In other words, the right of self-defense. This right was formally recognized as far back as 1689 (The British Bill of Rights):
Link -
http://www.buzzle.com/articles/british-bill-of-rights-1689.html However, the right of self-defense is considered to be a natural right as noted below:
The historical link between the English Bill of Rights and the Second Amendment, which both codify an existing right and do not create a new one, has been acknowledged by the U.S. Supreme Court.<14><15>
The English Bill of Rights includes the proviso that arms must be as "allowed by law." This has been the case before and after the passage of the Bill. While it did not override earlier restrictions on the ownership of guns for hunting, it was written to preserve the hunting rights of the landed aristocracy and is subject to the parliamentary right to implicitly or explicitly repeal earlier enactments.<16> There is some difference of opinion as to how revolutionary the events of 1688-89 actually were, and several commentators make the point that the provisions of the English Bill of Rights did not represent new laws, but rather stated existing rights. Mark Thompson wrote that, apart from determining the succession, the English Bill of Rights did "little more than set forth certain points of existing laws and simply secured to Englishmen the rights of which they were already posessed ."<17> Before and after the English Bill of Rights, the government could always disarm any individual or class of individuals it considered dangerous to the peace of the realm.<18> In 1765, William Blackstone wrote the Commentaries on the Laws of England describing the right to have arms in England during the 18th century as a natural right of the subject that was "also declared" in the English Bill of Rights.<19><20>
The fifth and last auxiliary right of the subject, that I shall at present mention, is that of having arms for their defence, suitable to their condition and degree, and such as are allowed by law. Which is also declared by the same statute I W. & M. st.2. c.2. and is indeed a public allowance, under due restrictions, of the natural right of resistance and self-preservation, when the sanctions of society and laws are found insufficient to restrain the violence of oppression.<21>Link -
http://en.wikipedia.org/wiki/Second_Amendment_to_the_United_States_Constitution During the civil rights struggle in this country, one of the leaders of the movement, Robert F. Williams, specifically addressed the need to be armed:
Robert Williams was a proponent of “armed self-reliance” who in 1957 organized a community in armed defense against the Ku Klux Klan in North Carolina. Williams also used and approved of nonviolent resistance, but he believed that “a man cannot have human dignity if he allows himself to be abused; to be kicked and beaten to the ground, to allow his wife and children to be attacked, refusing to defend them on the basis that he’s so pious, so self-righteous, that it would demean his personality if he fought back” (Williams, 1962). Link -
http://www.civilrightsteaching.org/Handouts/UnderstandingSelf-Defense.pdf This is the basis for my belief that the Second Amendment is simply expressing a natural right.
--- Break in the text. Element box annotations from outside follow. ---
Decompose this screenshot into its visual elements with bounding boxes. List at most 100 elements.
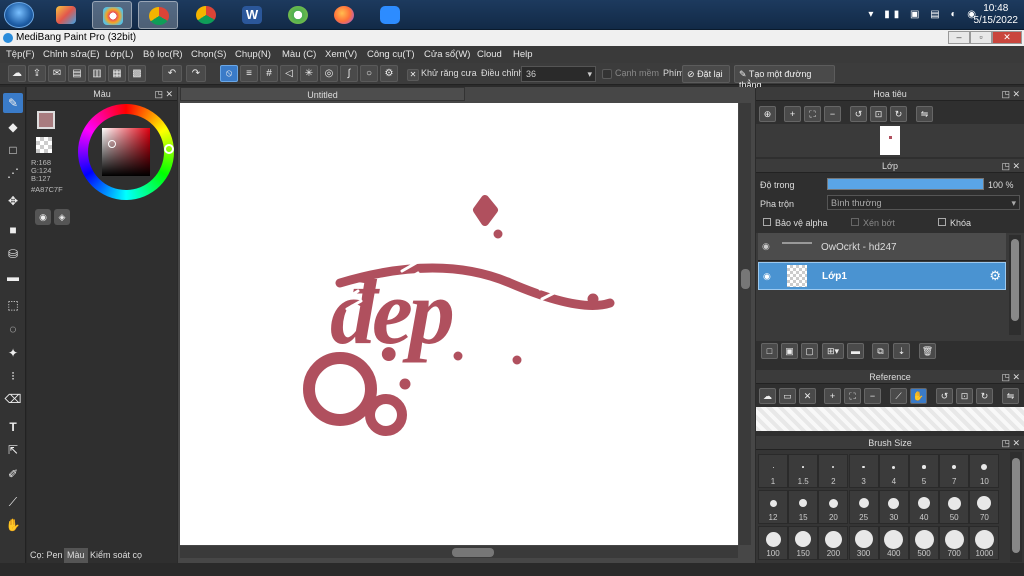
menu-filter[interactable]: Bộ lọc(R) [143,49,183,60]
operation-tool-icon[interactable]: ⇱ [3,440,23,460]
reference-hand-icon[interactable]: ✋ [910,388,927,404]
visibility-eye-icon[interactable]: ◉ [762,241,770,252]
document-icon[interactable]: ▥ [88,65,106,82]
antialias-checkbox[interactable]: ✕ [407,69,419,81]
rotate-right-icon[interactable]: ↻ [890,106,907,122]
brush-size-option[interactable]: 10 [969,454,1000,488]
curve-snap-icon[interactable]: ∫ [340,65,358,82]
brush-size-option[interactable]: 5 [909,454,939,488]
panel-close-icon[interactable]: ◳ ✕ [1001,87,1020,101]
zoom-app-icon[interactable] [370,1,410,29]
grid-snap-icon[interactable]: # [260,65,278,82]
concentric-snap-icon[interactable]: ◎ [320,65,338,82]
brush-size-option[interactable]: 4 [878,454,909,488]
menu-edit[interactable]: Chỉnh sửa(E) [43,49,100,60]
magic-wand-icon[interactable]: ✦ [3,343,23,363]
eyedropper-icon[interactable]: ⟋ [3,492,23,512]
brush-size-option[interactable]: 30 [878,490,909,524]
system-tray-icons[interactable]: ▾ ▮▮ ▣ ▤ ◐ ◉ [868,9,980,20]
reference-fit-icon[interactable]: ⛶ [844,388,861,404]
reference-cloud-icon[interactable]: ☁ [759,388,776,404]
layer-add-menu-icon[interactable]: ⊞▾ [822,343,844,359]
navigator-thumbnail[interactable] [880,126,900,155]
undo-icon[interactable]: ↶ [162,65,182,82]
horizontal-scroll-thumb[interactable] [452,548,494,557]
reference-flip-icon[interactable]: ⇋ [1002,388,1019,404]
lock-checkbox[interactable] [938,218,946,226]
text-tool-icon[interactable]: T [3,417,23,437]
cloud-icon[interactable]: ☁ [8,65,26,82]
menu-tools[interactable]: Công cụ(T) [367,49,415,60]
vertical-scroll-thumb[interactable] [741,269,750,289]
menu-select[interactable]: Chọn(S) [191,49,226,60]
sv-marker[interactable] [108,140,116,148]
brush-size-option[interactable]: 200 [818,526,849,560]
redo-icon[interactable]: ↷ [186,65,206,82]
brush-size-scroll-thumb[interactable] [1012,458,1020,553]
brush-size-option[interactable]: 70 [969,490,1000,524]
brush-size-option[interactable]: 3 [848,454,879,488]
zoom-fit-icon[interactable]: ⊕ [759,106,776,122]
brush-size-option[interactable]: 15 [788,490,819,524]
select-tool-icon[interactable]: ⬚ [3,295,23,315]
close-window-button[interactable]: ✕ [992,31,1022,44]
drawing-canvas[interactable]: đẹp [180,103,738,545]
layer-row-selected[interactable]: ◉ Lớp1 ⚙ [758,262,1006,290]
select-eraser-icon[interactable]: ⌫ [3,389,23,409]
brush-size-option[interactable]: 100 [758,526,788,560]
brush-size-option[interactable]: 1.5 [788,454,819,488]
panel-close-icon[interactable]: ◳ ✕ [1001,159,1020,173]
snap-settings-icon[interactable]: ⚙ [380,65,398,82]
perspective-snap-icon[interactable]: ◁ [280,65,298,82]
new-halftone-layer-icon[interactable]: ▣ [781,343,798,359]
rectangle-tool-icon[interactable]: □ [3,140,23,160]
protect-alpha-checkbox[interactable] [763,218,771,226]
adjust-dropdown[interactable]: 36 ▾ [521,66,596,82]
brush-size-option[interactable]: 20 [818,490,849,524]
chrome-app-icon[interactable] [186,1,226,29]
select-pen-icon[interactable]: ⁝ [3,366,23,386]
coccoc-app-icon[interactable] [278,1,318,29]
clipping-checkbox[interactable] [851,218,859,226]
merge-layer-icon[interactable]: ⇣ [893,343,910,359]
tab-brush-control[interactable]: Kiểm soát cọ [87,548,145,563]
layer-list-scrollbar[interactable] [1009,235,1021,335]
upload-icon[interactable]: ⇪ [28,65,46,82]
brush-size-option[interactable]: 700 [939,526,970,560]
tab-brush-pen[interactable]: Cọ: Pen [27,548,66,563]
palette-icon[interactable]: ◉ [35,209,51,225]
reference-close-icon[interactable]: ✕ [799,388,816,404]
reference-eyedropper-icon[interactable]: ⟋ [890,388,907,404]
vertical-scrollbar[interactable] [739,103,751,545]
menu-file[interactable]: Tệp(F) [6,49,35,60]
brush-size-option[interactable]: 12 [758,490,788,524]
menu-window[interactable]: Cửa sổ(W) [424,49,470,60]
reference-zoom-in-icon[interactable]: + [824,388,841,404]
palette-add-icon[interactable]: ◈ [54,209,70,225]
move-tool-icon[interactable]: ✥ [3,191,23,211]
chrome-profile-app-icon[interactable] [138,1,178,29]
gradient-tool-icon[interactable]: ▬ [3,267,23,287]
reference-rotate-right-icon[interactable]: ↻ [976,388,993,404]
bucket-tool-icon[interactable]: ⛁ [3,244,23,264]
reference-open-icon[interactable]: ▭ [779,388,796,404]
taskbar-clock[interactable]: 10:48 5/15/2022 [974,3,1019,27]
zoom-in-icon[interactable]: + [784,106,801,122]
menu-layer[interactable]: Lớp(L) [105,49,133,60]
fill-rect-tool-icon[interactable]: ■ [3,220,23,240]
panel-close-icon[interactable]: ◳ ✕ [1001,370,1020,384]
brush-size-option[interactable]: 7 [939,454,970,488]
reset-button[interactable]: ⊘ Đặt lại [682,65,730,83]
word-app-icon[interactable]: W [232,1,272,29]
brush-size-option[interactable]: 40 [909,490,939,524]
maximize-button[interactable]: ▫ [970,31,992,44]
lasso-tool-icon[interactable]: ◌ [3,319,23,339]
rotate-fit-icon[interactable]: ⊡ [870,106,887,122]
hand-tool-icon[interactable]: ✋ [3,515,23,535]
blend-dropdown[interactable]: Bình thường ▾ [827,195,1020,210]
document-tab[interactable]: Untitled [180,87,465,101]
flip-icon[interactable]: ⇋ [916,106,933,122]
horizontal-scrollbar[interactable] [180,546,738,558]
medibang-app-icon[interactable] [92,1,132,29]
brush-size-option[interactable]: 300 [848,526,879,560]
I call it a civil right using this definition:
civil rights
pl.n.
The rights belonging to an individual by virtue of citizenship, especially the fundamental freedoms and privileges guaranteed by the 13th and 14th Amendments to the U.S. Constitution and by subsequent acts of Congress, including civil liberties, due process, equal protection of the laws, and freedom from discrimination. I think the confusion on what a civil right is, stems from the fact that the term civil rights has been generally applied to the Civil Rights movement. However in its most basic form the definition applies to ALL nonpolitical rights that come with being a citizen, as noted in the first section of the definition above.
I hope this explains my position. If you have any questions, or if something is still unclear, let me know.